Już same wymiary (długość 4,8 m, szerokość i wysokość 1,9 m) sugerują, że to auto dla prawdziwego macho. Napęd 4x4, 22-centymetrowy prześwit i potężne 18-calowe obręcze kół (standard od wersji wyposażenia Premium), które tu akurat giną w jeszcze potężniejszych nadkolach jednoznacznie sugerują przeznaczenie samochodu.
Do kabiny trzeba się wspinać. Dotyczy to absolutnie wszystkich osobników, nawet tych wysokich. Wewnątrz przepych – skóra, elektryczne sterowanie wszystkim, co się da ustawiać czy regulować. Szkoda tylko, że wrażenie wysokiej jakości psują tanie plastiki. Z ergonomią również Toyota ma na bakier. Chcesz uruchomić silnik (przyciskiem) i trafiasz w pokrętło panelu klimatyzacji.

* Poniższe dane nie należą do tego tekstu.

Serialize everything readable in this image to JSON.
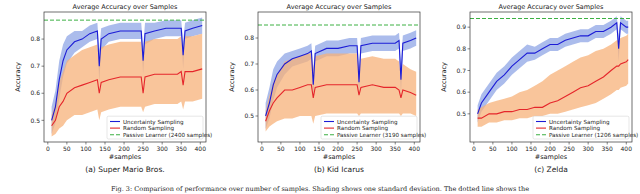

Co gorsza, ktoś wpadł na pomysł, aby wokół kolumny kierownicy, w miejscu zupełnie niedostępnym dla wzroku kierowcy, umieścić wiele przycisków funkcyjnych. Może nie są one pierwszej potrzeby (podgrzewanie kierownicy, ustawianie lusterek zewnętrznych, wyłącznik systemu stabilizacji toru jazdy), ale szukanie ich podczas jazdy nie jest bezpieczne. Na szczęście z tymi drobiazgami da się jakoś żyć.
Kiedy już usiądziesz wygodnie za kierownicą (a to w Land Cruiserze jest pewne), okazuje się, że nagle nie znajdujesz dróg o złej nawierzchni. Już standardowe, stalowe zawieszenie tłumi absolutnie wszystkie nierówności, jakie napotka. Samochód dosłownie płynie. Dosłownie, bo wpada w charakterystyczne kołysanie. Prawdziwy problem pojawia się, gdy droga robi się naprawdę kręta. Nadwozie zaczyna się wtedy wyraźnie przechylać na boki, a fotele przestają solidnie podtrzymywać ciało.
Do tego kanapowego charakteru jazdy Land Cruisera idealnie „dopasowano” sposób pracy silnika i skrzyni biegów. Reakcja na dodanie gazu jest opóźniona, a biegi przełączane są w sposób płynny i wyjątkowo niespieszny. Moc 190 KM obciążona masą własną auta, która tu wynosi aż 2345 kg, gdzieś się ulatnia. Tak samo zresztą jak moment obrotowy o niby słusznej wartości 420 Nm, który dostępny jest już przy 1600 obr/min.
Wystarczy jednak zjechać z asfaltowej drogi – im dalej tym lepiej – żeby poznać prawdziwy charakter Land Cruisera. Stały napęd na cztery koła, reduktor, blokady tylnego i centralnego mechanizmu różnicowego, programy jazdy terenowej, asystent wjazdu i zjazdu ze wzniesienia oraz terenowy tempomat „CRAWL” sprawiają, że trudno zatrzymać tego mastodonta w terenie. Właśnie na bezdrożach okazuje się, jak bardzo wszystko jest tu na miejscu. Land Cruisera stworzono po prostu po to, by jeździć nim na skróty. I nie warto go na siłę cywilizować.